Die Europäische Union verabschiedet jedes Jahr viele hundert Gesetze, von umfangreichen Richtlinien bis zu Beschlüssen in Einzelfällen. Die Anzahl der Gesetze ist seit den Achtzigerjahren explosionsartig gestiegen, unter anderem dadurch, dass Brüssel sich um immer mehr kümmert: nicht mehr nur Binnenmarkt und EU-Erweiterung, sondern auch grenzüberschreitende Bereiche wie Umweltschutz und Landwirtschaft, Verkehr und Verbraucherschutz.
Der Think Tank Open Europa rechnete im Jahr 2007 vor, würde man alle derzeit geltenden EU-Texte der Länge nach auf den Boden legen, käme man auf die Distanz eines Marathons. Ein „Durchschnittsläufer“ müsste also vier Stunden rennen, um den Streifen all dieser Gesetze hinter sich zu bringen. Was das besagt? Keine Ahnung.

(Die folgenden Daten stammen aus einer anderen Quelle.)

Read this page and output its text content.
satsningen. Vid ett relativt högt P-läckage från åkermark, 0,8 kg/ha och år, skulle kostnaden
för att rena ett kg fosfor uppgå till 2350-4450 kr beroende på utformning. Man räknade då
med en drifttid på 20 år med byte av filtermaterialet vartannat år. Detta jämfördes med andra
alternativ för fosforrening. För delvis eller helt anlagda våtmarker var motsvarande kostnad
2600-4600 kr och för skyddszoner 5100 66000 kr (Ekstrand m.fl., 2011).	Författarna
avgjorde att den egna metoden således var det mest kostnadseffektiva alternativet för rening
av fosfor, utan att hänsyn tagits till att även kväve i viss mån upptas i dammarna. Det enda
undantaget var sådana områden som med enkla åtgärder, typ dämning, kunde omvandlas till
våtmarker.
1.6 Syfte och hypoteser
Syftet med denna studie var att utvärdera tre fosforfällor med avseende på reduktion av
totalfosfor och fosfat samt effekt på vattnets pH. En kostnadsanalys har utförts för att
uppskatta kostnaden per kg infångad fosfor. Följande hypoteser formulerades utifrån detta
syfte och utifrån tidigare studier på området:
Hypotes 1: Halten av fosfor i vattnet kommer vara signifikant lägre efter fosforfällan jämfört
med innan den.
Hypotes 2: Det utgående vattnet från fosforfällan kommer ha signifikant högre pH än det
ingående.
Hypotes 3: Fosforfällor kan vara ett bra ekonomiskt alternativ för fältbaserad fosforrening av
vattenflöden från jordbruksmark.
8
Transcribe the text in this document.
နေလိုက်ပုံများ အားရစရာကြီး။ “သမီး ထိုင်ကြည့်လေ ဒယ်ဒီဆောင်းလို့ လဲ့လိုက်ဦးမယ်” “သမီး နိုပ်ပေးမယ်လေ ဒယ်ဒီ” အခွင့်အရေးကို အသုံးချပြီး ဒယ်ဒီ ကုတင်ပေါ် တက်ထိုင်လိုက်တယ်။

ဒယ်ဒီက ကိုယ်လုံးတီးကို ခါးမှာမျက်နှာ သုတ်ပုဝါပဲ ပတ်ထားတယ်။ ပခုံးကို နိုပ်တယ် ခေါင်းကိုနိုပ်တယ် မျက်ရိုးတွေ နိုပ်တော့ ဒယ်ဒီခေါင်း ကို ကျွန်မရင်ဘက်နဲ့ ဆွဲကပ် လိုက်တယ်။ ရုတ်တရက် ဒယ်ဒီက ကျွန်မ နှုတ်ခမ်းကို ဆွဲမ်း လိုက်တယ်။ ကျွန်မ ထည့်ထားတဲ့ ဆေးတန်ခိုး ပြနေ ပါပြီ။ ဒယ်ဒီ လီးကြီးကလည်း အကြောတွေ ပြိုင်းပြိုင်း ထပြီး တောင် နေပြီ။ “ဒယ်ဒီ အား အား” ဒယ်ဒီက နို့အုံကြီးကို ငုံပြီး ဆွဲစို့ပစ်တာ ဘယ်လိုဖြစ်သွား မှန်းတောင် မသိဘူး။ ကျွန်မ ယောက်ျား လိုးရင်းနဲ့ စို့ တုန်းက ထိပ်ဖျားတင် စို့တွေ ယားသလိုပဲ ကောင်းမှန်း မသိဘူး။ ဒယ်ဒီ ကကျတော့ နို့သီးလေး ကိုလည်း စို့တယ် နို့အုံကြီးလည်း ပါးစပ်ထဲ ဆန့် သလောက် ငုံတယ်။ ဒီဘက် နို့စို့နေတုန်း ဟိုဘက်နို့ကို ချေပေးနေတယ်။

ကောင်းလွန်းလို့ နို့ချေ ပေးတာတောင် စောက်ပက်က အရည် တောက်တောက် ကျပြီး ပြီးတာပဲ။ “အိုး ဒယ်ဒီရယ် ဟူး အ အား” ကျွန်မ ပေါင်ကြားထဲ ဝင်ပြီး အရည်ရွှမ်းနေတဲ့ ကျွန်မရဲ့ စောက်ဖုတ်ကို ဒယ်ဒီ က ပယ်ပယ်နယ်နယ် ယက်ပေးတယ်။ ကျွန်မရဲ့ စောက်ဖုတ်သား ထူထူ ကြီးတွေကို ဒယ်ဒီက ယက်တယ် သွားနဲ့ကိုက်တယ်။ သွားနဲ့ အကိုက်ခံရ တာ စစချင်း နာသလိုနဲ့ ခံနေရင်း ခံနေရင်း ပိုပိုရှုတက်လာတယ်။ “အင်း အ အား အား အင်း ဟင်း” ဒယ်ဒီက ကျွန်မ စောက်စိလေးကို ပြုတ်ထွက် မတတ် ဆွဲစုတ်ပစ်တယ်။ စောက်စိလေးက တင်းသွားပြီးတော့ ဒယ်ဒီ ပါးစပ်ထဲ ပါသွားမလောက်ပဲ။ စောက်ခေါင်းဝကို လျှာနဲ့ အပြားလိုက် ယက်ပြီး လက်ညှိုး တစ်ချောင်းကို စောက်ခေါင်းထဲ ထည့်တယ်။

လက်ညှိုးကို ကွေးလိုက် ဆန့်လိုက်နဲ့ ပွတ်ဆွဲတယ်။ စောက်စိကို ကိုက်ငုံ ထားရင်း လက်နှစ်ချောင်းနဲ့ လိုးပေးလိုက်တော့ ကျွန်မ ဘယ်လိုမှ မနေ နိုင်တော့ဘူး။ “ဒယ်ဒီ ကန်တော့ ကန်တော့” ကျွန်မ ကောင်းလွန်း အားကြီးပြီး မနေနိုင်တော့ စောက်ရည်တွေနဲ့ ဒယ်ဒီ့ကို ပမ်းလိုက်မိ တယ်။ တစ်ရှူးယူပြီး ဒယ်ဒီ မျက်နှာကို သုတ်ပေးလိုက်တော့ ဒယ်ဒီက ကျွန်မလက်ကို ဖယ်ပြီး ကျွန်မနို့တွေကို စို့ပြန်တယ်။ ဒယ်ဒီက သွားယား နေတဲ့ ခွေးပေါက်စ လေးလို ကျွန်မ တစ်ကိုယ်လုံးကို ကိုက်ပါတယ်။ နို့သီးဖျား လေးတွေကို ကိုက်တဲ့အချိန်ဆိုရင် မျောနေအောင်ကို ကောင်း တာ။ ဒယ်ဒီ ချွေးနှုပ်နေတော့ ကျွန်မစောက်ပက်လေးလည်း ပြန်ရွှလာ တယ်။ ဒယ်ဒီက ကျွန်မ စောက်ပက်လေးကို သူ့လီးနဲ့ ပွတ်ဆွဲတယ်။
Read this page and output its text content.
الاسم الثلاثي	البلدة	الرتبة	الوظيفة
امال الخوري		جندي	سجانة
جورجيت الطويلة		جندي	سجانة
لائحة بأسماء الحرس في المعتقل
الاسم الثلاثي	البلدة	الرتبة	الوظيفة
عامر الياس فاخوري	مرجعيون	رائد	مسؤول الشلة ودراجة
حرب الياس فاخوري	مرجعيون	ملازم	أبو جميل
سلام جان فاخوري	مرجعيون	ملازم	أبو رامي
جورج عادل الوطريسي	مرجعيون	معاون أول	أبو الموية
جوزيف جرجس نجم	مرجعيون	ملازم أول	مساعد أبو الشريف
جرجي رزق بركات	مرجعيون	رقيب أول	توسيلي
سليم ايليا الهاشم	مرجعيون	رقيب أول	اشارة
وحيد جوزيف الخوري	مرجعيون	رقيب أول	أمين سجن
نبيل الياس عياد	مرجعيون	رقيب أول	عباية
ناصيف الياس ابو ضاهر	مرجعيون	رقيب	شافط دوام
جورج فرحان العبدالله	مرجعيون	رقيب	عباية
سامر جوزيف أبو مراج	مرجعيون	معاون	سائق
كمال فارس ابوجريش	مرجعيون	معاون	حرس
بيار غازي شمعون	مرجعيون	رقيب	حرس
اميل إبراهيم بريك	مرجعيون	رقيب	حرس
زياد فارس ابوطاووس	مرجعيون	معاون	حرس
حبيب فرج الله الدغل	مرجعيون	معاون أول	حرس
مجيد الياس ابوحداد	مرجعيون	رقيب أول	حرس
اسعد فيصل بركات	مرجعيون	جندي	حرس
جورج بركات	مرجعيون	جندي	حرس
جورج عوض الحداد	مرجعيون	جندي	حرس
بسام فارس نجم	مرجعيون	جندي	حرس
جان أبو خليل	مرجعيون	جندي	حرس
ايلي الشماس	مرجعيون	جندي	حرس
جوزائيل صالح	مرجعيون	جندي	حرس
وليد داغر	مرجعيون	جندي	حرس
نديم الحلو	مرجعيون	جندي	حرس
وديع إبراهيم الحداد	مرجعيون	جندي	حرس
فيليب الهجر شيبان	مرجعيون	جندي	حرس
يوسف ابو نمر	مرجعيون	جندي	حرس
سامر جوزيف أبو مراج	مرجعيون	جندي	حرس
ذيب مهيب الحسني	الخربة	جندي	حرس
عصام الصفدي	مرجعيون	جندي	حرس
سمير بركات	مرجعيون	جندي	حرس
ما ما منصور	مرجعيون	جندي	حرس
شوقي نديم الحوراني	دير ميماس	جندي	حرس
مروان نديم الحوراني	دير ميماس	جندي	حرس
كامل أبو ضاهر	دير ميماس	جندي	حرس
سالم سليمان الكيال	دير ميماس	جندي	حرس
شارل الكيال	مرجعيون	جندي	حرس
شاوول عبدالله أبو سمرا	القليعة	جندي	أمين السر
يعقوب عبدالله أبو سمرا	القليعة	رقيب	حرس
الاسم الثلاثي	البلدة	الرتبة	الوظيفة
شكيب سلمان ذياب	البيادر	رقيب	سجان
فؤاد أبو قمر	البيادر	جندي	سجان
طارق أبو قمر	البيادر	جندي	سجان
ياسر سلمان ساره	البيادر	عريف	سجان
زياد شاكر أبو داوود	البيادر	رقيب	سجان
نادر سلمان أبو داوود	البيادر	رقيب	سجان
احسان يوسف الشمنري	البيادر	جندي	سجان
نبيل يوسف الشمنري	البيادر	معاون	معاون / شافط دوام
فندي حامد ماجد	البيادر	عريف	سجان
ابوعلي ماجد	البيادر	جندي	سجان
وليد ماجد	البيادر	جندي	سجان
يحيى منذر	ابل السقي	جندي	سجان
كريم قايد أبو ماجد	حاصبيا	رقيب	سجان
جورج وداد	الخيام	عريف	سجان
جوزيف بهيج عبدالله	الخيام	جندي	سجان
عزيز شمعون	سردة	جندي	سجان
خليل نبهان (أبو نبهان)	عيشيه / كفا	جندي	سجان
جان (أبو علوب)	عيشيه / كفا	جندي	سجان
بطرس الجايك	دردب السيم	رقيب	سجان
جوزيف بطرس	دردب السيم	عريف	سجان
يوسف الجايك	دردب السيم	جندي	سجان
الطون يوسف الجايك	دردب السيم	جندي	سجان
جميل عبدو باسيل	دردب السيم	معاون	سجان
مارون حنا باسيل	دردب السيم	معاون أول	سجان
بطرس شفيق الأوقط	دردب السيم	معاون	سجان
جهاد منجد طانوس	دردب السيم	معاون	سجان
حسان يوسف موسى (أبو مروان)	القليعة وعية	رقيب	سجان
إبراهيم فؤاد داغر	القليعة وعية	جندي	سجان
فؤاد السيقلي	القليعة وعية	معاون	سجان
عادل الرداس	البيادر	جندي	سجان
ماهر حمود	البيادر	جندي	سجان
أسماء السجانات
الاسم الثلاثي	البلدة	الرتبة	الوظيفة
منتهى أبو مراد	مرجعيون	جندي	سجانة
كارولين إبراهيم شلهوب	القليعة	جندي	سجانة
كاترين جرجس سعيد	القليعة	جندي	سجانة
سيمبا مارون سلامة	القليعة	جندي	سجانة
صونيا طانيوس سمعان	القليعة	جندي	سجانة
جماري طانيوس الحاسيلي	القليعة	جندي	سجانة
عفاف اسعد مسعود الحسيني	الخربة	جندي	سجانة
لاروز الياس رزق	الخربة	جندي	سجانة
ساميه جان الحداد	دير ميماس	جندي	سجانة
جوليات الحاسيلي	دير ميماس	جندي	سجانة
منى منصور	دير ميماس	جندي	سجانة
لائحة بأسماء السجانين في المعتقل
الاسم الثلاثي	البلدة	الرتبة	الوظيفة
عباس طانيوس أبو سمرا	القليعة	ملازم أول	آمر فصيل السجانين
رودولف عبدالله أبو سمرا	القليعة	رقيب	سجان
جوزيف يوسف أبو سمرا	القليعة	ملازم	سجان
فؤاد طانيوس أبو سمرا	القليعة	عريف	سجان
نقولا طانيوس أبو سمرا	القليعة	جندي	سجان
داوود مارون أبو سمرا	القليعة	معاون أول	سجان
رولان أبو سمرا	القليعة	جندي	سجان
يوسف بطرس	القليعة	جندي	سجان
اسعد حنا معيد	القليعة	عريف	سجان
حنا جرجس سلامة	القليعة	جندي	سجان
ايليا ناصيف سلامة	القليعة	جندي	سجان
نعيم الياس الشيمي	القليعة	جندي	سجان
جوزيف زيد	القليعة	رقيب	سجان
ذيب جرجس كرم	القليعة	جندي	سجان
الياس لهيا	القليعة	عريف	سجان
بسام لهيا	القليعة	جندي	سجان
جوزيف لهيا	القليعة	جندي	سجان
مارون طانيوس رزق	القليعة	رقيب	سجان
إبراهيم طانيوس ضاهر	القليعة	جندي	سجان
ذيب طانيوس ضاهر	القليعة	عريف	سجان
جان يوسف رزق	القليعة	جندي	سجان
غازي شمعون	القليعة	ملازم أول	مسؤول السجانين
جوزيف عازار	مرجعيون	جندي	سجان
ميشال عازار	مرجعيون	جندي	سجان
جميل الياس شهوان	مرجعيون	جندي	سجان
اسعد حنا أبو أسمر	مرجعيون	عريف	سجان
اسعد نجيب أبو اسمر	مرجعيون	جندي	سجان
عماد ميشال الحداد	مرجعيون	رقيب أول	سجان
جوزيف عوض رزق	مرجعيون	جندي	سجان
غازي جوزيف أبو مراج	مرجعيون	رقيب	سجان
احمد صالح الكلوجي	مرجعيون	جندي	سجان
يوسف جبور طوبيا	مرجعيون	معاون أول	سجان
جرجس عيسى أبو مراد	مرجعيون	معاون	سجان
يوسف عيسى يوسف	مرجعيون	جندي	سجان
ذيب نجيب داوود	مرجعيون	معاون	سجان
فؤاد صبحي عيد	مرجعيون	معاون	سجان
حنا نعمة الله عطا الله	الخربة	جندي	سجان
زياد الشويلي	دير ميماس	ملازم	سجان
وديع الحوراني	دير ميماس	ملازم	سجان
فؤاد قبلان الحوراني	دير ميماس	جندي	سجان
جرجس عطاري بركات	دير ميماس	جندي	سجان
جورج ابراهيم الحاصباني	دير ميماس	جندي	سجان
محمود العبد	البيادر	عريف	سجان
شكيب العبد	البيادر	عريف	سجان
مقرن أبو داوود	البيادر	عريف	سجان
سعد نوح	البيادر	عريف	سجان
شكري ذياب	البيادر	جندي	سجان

20 Prozent Platz für nationalen Gesetzgeber
Aber die darunter liegende Botschaft ist klar: Alle diese Regelungen müssen auf nationaler Ebene umgesetzt werden. Wie viel Platz bleibt dann noch für eine eigene, nationale Politik? 20 Prozent behaupten manche Journalisten, Think Tanks und vor allem Politiker. Der Rest komme aus Brüssel, sagen sie einstimmig.
„Das Bemerkenswerte daran ist, dass sowohl Befürworter als auch Gegner ein Interesse daran haben, den Einfluss Brüssels als größer darzustellen, als er in Wirklichkeit ist“, sagt der Utrechter Verwaltungsexperte Sebastiaan Princen. „Für die Befürworter ist es ein Beweis, dass Widerstand zwecklos ist, wir müssen bei Europa mitmachen. Für die Gegner ist es ein klarer Beweis, dass ein neuer Super-Staat im Entstehen ist, der uns keinen Spielraum mehr lässt.“ Doch die genannte Zahl ist nirgends nachzuweisen. Sie ist ein Mythos.
Jedes fünfte Gesetz von Europa beeinflusst
Vor ein paar Jahren tobte eine hitzige wissenschaftliche Debatte über den Einfluss von Europa auf die nationale Gesetzgebung. Juristen und Politologen stimmten über die Anzahl der Gesetze, die sich direkt auf europäische Regelungen bezogen, überein. In mehreren Studien, auch in anderen europäischen Ländern, war das Ergebnis ähnlich: ungefähr jedes fünfte Gesetz wurde von Europa beeinflusst.
Auch wenn die Methode nicht gänzlich fehlerfrei sein sollte, so ist es doch Unsinn, dass die 80 oder mehr Prozent auch nur annähernd erreicht werden. Darüber hinaus zeigen die Studien, dass es enorme Unterschiede je nach Rechtsbereich gibt: Das niederländische Asser Instituut berechnete, dass zwei Drittel des Umweltrechts von Europa beeinflusst sind, während es im Bereich Bildung nur 6 Prozent sind.
Wo kommen also die 80 Prozent her? Wer hat den Mythos in die Welt getragen? 1988 orakelte der damalige EU-Kommissionspräsident Jacques Delors, dass in zehn Jahren 80 Prozent der Rechtsvorschriften in Wirtschaft und vielleicht auch bei Steuern und Sozialem aus Europa kommen würden. Seither führt diese Zahl ihr Eigenleben.